The inventive concepts relate to a semiconductor device and, more particularly, to an optical input/output (I/O) device, an opto-electronic system including the same, and a method of manufacturing the same.
Semiconductor devices such as a central processing unit (CPU), a memory device, and a logic circuit of a computer may be mostly integrated on a silicon substrate. Semiconductor chips consisting of such integrated circuits may transmit and receive signals through metal interconnections. However, an interconnecting method using the metal interconnections may cause problems such as reduction of signal processing speeds, generated heat in proportion to a cumulative usage time, and crosstalk. Thus, optical data communication between chips or within a chip based on silicon photonics technology are being demanded in order to realize high performance and high-speed computer systems, high-capacity data communication systems and image processing systems. In order to satisfy future demands, various researches are conducted for silicon photonics technologies for silicon chip-level optical data interconnections.
Generally, silicon optical communication devices developed in the silicon photonics technology are mainly optical waveguide type silicon photonics devices using a silicon-on-insulator (SOI) substrate, not a conventional bulk silicon substrate on which a complementary metal-oxide semiconductor (CMOS) integrated circuit is realized. Currently, silicon optical interconnections based on the waveguide-type silicon photonics devices are being investigated. However, the SOI substrate is expensive compared with the bulk silicon substrate. This is because a buried oxide (BOX) layer should be formed to be near to a surface of a silicon substrate by additional processes when the SOI substrate is manufactured. Due to crystal defects of the substrate caused by the formation of the BOX layer, performance of an electronic device based on the SOI substrate may be deteriorated as compared with performance of an electronic based on a mature and well-established bulk silicon substrate of a conventional art. Additionally, when an opto-electronic convergence chip is manufactured, a manufacturing process of an electronic integrated circuit is changed into techniques based on the SOI substrate such that additional efforts and costs are increased. Also, it may be the same case when optical waveguide-type silicon photonics devices are integrated on a SOI portion locally formed on the bulk silicon substrate. When the local SOI part is formed on the bulk silicon substrate, various additional processes (e.g., a high temperature thermal treatment process) are required, which can deteriorate the performance of an integrated circuit formed on the same bulk silicon substrate. The optical waveguide silicon photonics device formed on the local SOI part may have demerits such as high optical loss and low performance.

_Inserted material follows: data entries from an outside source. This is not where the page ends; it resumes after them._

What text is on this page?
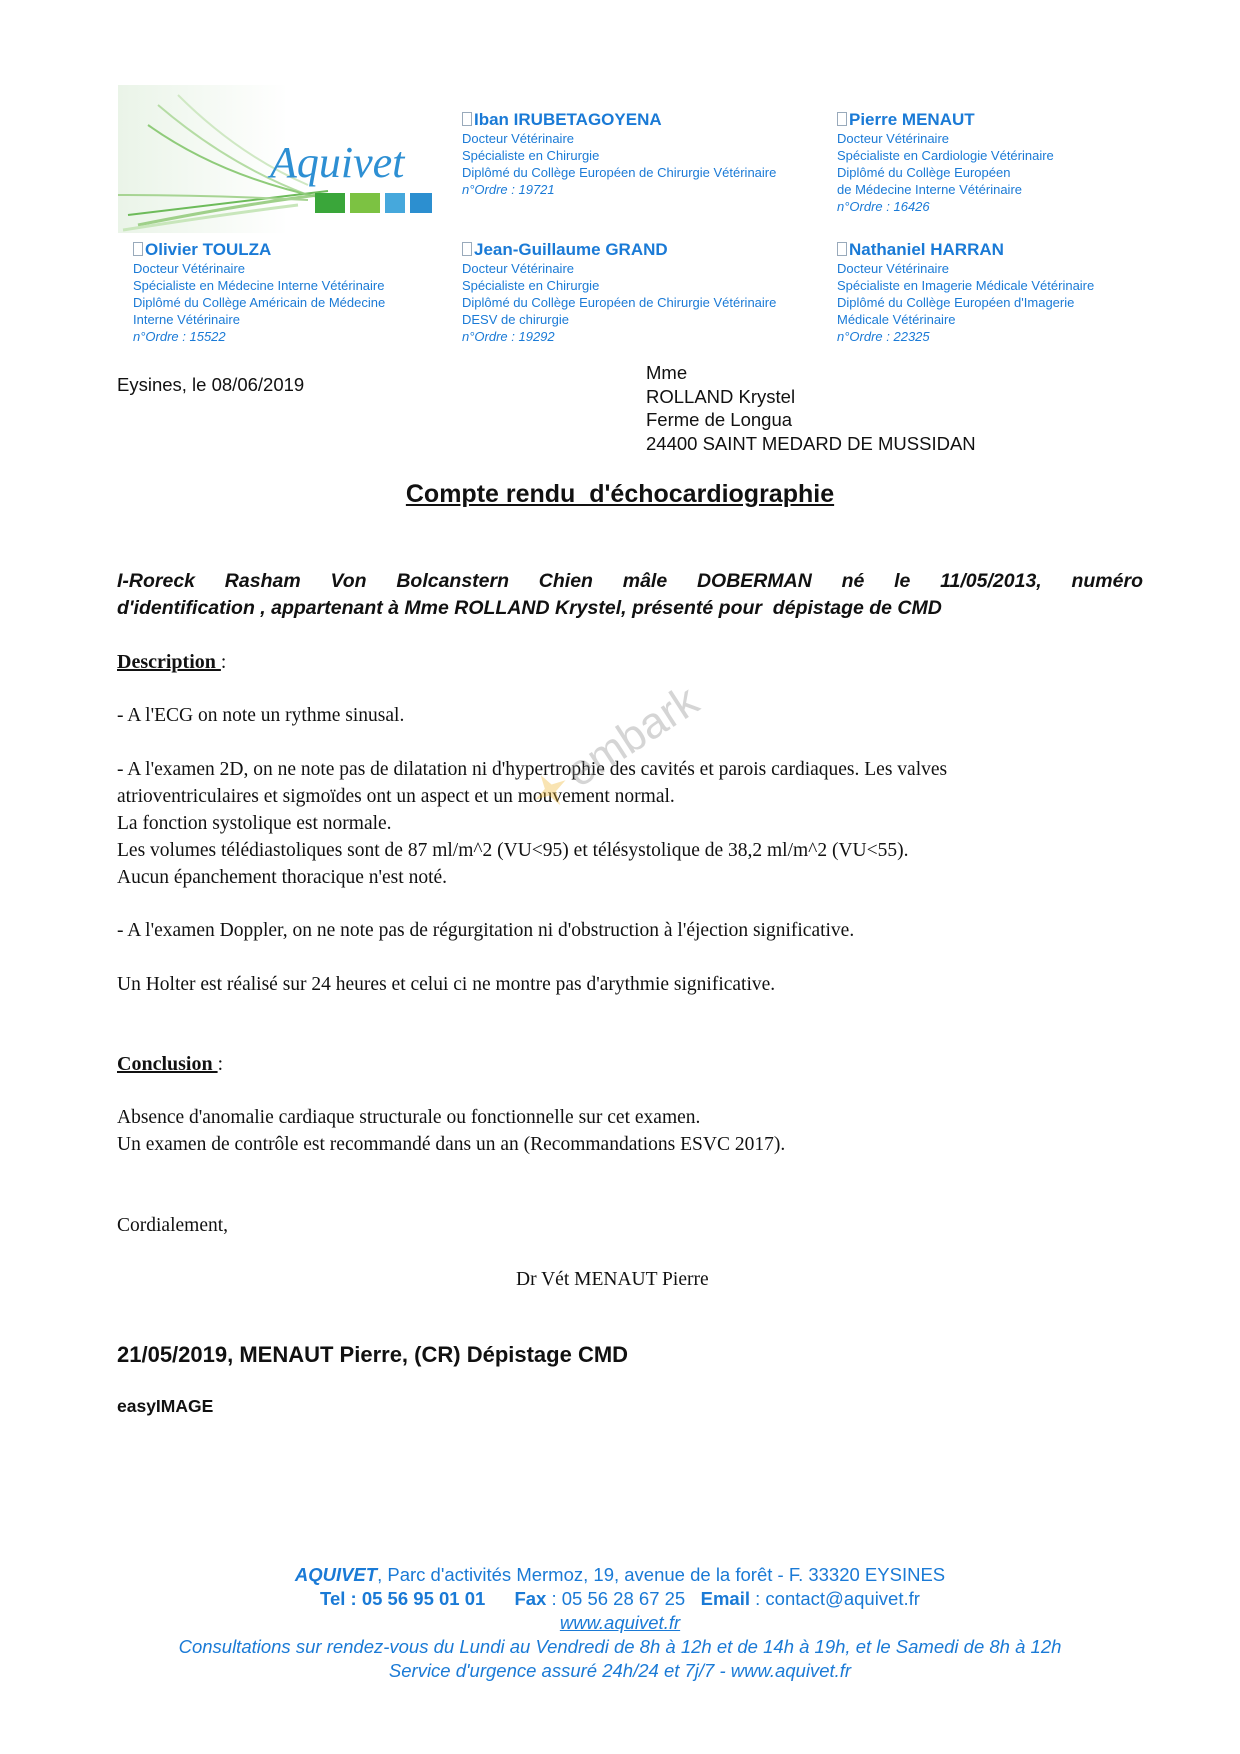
Aquivet
Iban IRUBETAGOYENA
Docteur Vétérinaire
Spécialiste en Chirurgie
Diplômé du Collège Européen de Chirurgie Vétérinaire
n°Ordre : 19721
Pierre MENAUT
Docteur Vétérinaire
Spécialiste en Cardiologie Vétérinaire
Diplômé du Collège Européen
de Médecine Interne Vétérinaire
n°Ordre : 16426
Olivier TOULZA
Docteur Vétérinaire
Spécialiste en Médecine Interne Vétérinaire
Diplômé du Collège Américain de Médecine
Interne Vétérinaire
n°Ordre : 15522
Jean-Guillaume GRAND
Docteur Vétérinaire
Spécialiste en Chirurgie
Diplômé du Collège Européen de Chirurgie Vétérinaire
DESV de chirurgie
n°Ordre : 19292
Nathaniel HARRAN
Docteur Vétérinaire
Spécialiste en Imagerie Médicale Vétérinaire
Diplômé du Collège Européen d'Imagerie
Médicale Vétérinaire
n°Ordre : 22325
Eysines, le 08/06/2019
Mme
ROLLAND Krystel
Ferme de Longua
24400 SAINT MEDARD DE MUSSIDAN
Compte rendu  d'échocardiographie
I-Roreck  Rasham  Von  Bolcanstern  Chien  mâle  DOBERMAN  né  le  11/05/2013,  numéro
d'identification , appartenant à Mme ROLLAND Krystel, présenté pour  dépistage de CMD
Description :
- A l'ECG on note un rythme sinusal.
- A l'examen 2D, on ne note pas de dilatation ni d'hypertrophie des cavités et parois cardiaques. Les valves
atrioventriculaires et sigmoïdes ont un aspect et un mouvement normal.
La fonction systolique est normale.
Les volumes télédiastoliques sont de 87 ml/m^2 (VU<95) et télésystolique de 38,2 ml/m^2 (VU<55).
Aucun épanchement thoracique n'est noté.
- A l'examen Doppler, on ne note pas de régurgitation ni d'obstruction à l'éjection significative.
Un Holter est réalisé sur 24 heures et celui ci ne montre pas d'arythmie significative.
embark
Conclusion :
Absence d'anomalie cardiaque structurale ou fonctionnelle sur cet examen.
Un examen de contrôle est recommandé dans un an (Recommandations ESVC 2017).
Cordialement,
Dr Vét MENAUT Pierre
21/05/2019, MENAUT Pierre, (CR) Dépistage CMD
easyIMAGE
AQUIVET, Parc d'activités Mermoz, 19, avenue de la forêt - F. 33320 EYSINES
Tel : 05 56 95 01 01 Fax : 05 56 28 67 25   Email : contact@aquivet.fr
www.aquivet.fr
Consultations sur rendez-vous du Lundi au Vendredi de 8h à 12h et de 14h à 19h, et le Samedi de 8h à 12h
Service d'urgence assuré 24h/24 et 7j/7 - www.aquivet.fr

A light source for silicon optical input/output (I/O) is based on a III-V compound semiconductor light source. Integration a silicon photonics-based light source may be realized by a hybrid laser, a die-bonding packaging, or a printed circuit board (PCB) module packaging. In the hybrid laser, an optical waveguide-based light source such as a III-V compound semiconductor distributed feedback laser diode (DFB LD) is bonded on the SOI substrate by a wafer bonding technique. In the die-bonding packaging method, a III-V compound semiconductor DFB LD chip is mounted on a SOI-based silicon photonics chip by a flip-chip bonding technique. All of the hybrid laser method and the die-bonding package method should fundamentally use expensive SOI substrates. Thus, productivity of conventional optical I/O devices based on a SOI substrate is low.

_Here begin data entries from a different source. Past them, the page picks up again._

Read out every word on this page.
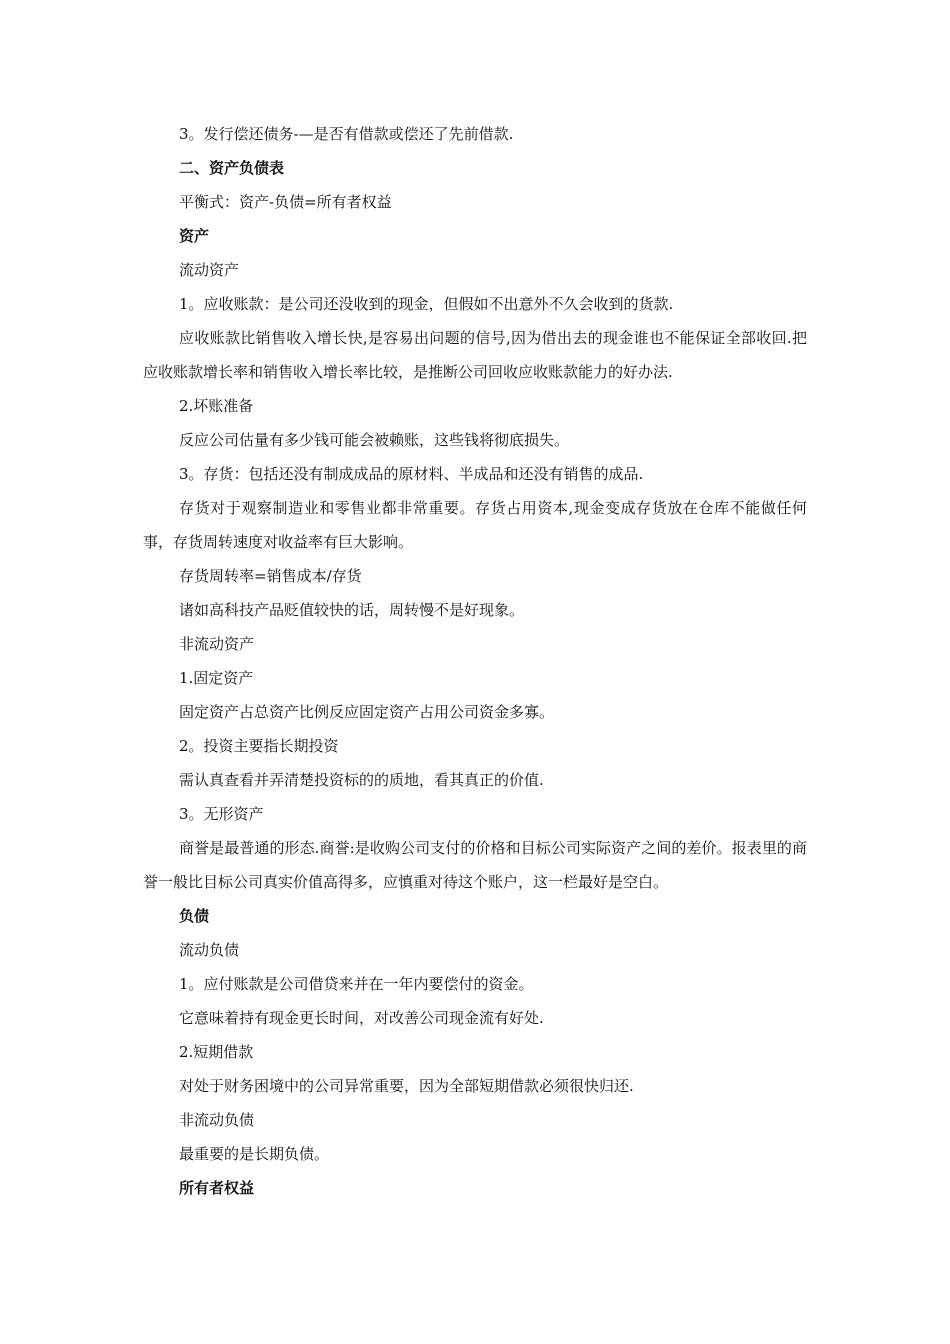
3。发行偿还债务-—是否有借款或偿还了先前借款.

二、资产负债表

平衡式：资产-负债=所有者权益

资产

流动资产

1。应收账款：是公司还没收到的现金，但假如不出意外不久会收到的货款.

应收账款比销售收入增长快,是容易出问题的信号,因为借出去的现金谁也不能保证全部收回.把应收账款增长率和销售收入增长率比较，是推断公司回收应收账款能力的好办法.

2.坏账准备

反应公司估量有多少钱可能会被赖账，这些钱将彻底损失。

3。存货：包括还没有制成成品的原材料、半成品和还没有销售的成品.

存货对于观察制造业和零售业都非常重要。存货占用资本,现金变成存货放在仓库不能做任何事，存货周转速度对收益率有巨大影响。

存货周转率=销售成本/存货

诸如高科技产品贬值较快的话，周转慢不是好现象。

非流动资产

1.固定资产

固定资产占总资产比例反应固定资产占用公司资金多寡。

2。投资主要指长期投资

需认真查看并弄清楚投资标的的质地，看其真正的价值.

3。无形资产

商誉是最普通的形态.商誉:是收购公司支付的价格和目标公司实际资产之间的差价。报表里的商誉一般比目标公司真实价值高得多，应慎重对待这个账户，这一栏最好是空白。

负债

流动负债

1。应付账款是公司借贷来并在一年内要偿付的资金。

它意味着持有现金更长时间，对改善公司现金流有好处.

2.短期借款

对处于财务困境中的公司异常重要，因为全部短期借款必须很快归还.

非流动负债

最重要的是长期负债。

所有者权益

Thus, all of electronic circuits and optical components should be realized on the same bulk silicon substrate in order that silicon photonics devices are practically used in silicon integrated circuits. Therefore, there is a need for new optical I/O device structures capable of realizing merits such as high performance, high speed, high efficiency, high-level functionality, low manufacture costs, and low packaging costs.